Sie lächelte mich an.

Und während ich damit beschäftigt war, mich in ihren wunderschönen Augen zu verlieren, wurde ihr Lächeln breiter, sie legte ihre Arme um meinen Hals, sprang in meine Arme und küsste mich während ich dabei das Gleichgewicht verlor und wir so zusammen in die Fluten stürzten. Ich glaube diese 3 Sekunden bis sich unsere Lippen lösten gehören zu den unglaublichsten Momenten meines Lebens.

Als wir uns wieder aufrichten steht Meja vor mir, sie war am Strand gewesen und hält nun eine Flasche Rum in der einen und einen rauchenden Joint in der anderen Hand. Sie nimmt einen tiefen Zug, küsst mich und füllt meine Lungen mit Rauch.

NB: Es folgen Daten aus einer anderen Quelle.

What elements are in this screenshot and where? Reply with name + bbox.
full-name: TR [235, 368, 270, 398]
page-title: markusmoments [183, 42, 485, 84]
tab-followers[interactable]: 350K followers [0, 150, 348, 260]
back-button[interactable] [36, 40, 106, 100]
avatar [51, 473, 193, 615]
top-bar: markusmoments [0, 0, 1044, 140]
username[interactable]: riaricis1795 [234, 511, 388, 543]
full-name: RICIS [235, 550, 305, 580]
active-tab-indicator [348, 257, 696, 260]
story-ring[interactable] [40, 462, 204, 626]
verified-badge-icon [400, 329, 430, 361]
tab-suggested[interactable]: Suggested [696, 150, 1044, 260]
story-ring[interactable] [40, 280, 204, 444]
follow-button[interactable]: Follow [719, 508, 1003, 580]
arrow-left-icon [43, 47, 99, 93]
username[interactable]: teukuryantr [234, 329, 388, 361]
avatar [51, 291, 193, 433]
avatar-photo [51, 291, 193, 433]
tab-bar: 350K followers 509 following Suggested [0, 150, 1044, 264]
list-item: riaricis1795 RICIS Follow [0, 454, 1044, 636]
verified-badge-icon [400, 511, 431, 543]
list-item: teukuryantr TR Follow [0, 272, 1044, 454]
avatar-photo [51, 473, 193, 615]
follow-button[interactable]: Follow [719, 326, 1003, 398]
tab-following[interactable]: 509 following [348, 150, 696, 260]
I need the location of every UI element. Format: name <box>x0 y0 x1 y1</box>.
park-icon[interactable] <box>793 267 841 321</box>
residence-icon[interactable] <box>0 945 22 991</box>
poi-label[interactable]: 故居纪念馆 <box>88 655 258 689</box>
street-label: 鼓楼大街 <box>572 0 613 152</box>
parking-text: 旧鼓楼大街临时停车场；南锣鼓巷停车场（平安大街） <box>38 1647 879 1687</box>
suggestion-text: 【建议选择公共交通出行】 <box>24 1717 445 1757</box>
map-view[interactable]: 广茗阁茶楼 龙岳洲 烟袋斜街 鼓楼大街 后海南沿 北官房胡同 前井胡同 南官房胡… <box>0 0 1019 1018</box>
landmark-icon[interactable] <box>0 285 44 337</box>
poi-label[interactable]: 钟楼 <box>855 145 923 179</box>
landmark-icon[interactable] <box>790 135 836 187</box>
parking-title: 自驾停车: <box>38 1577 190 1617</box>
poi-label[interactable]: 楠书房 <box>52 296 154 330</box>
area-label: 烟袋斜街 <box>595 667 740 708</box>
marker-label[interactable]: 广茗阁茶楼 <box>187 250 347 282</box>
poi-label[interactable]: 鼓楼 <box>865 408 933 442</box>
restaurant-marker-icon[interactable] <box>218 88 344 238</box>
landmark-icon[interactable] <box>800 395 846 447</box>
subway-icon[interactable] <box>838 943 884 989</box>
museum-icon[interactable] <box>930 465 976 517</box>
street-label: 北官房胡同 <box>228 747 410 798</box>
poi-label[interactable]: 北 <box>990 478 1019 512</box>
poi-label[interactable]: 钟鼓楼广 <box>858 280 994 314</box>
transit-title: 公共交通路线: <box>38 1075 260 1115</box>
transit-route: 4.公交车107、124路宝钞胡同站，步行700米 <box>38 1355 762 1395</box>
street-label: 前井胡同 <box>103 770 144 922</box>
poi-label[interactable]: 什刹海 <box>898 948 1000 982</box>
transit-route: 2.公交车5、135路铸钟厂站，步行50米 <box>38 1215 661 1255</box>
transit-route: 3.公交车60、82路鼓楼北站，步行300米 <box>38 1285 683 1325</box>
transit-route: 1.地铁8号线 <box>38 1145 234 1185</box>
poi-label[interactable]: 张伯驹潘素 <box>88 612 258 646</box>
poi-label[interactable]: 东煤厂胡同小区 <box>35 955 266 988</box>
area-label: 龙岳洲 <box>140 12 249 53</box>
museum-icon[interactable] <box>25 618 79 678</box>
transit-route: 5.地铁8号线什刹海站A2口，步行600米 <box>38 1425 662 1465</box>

Sonnenlicht kitzelt meine Lider und ich spüre eine zärtliche Zunge an meinem Ohr, langsam setzten sich die Splitter der letzten Nacht zu einem Mosaik zusammen, welches allerdings dringend restauriert werden müsste. Ein Lächeln umspielt mein Gesicht, doch ich öffne meine Augen nicht. Ich will die Bilder festhalten. Und den ganzen Abend noch einmal durchleben, bis auf das Kotzen vielleicht.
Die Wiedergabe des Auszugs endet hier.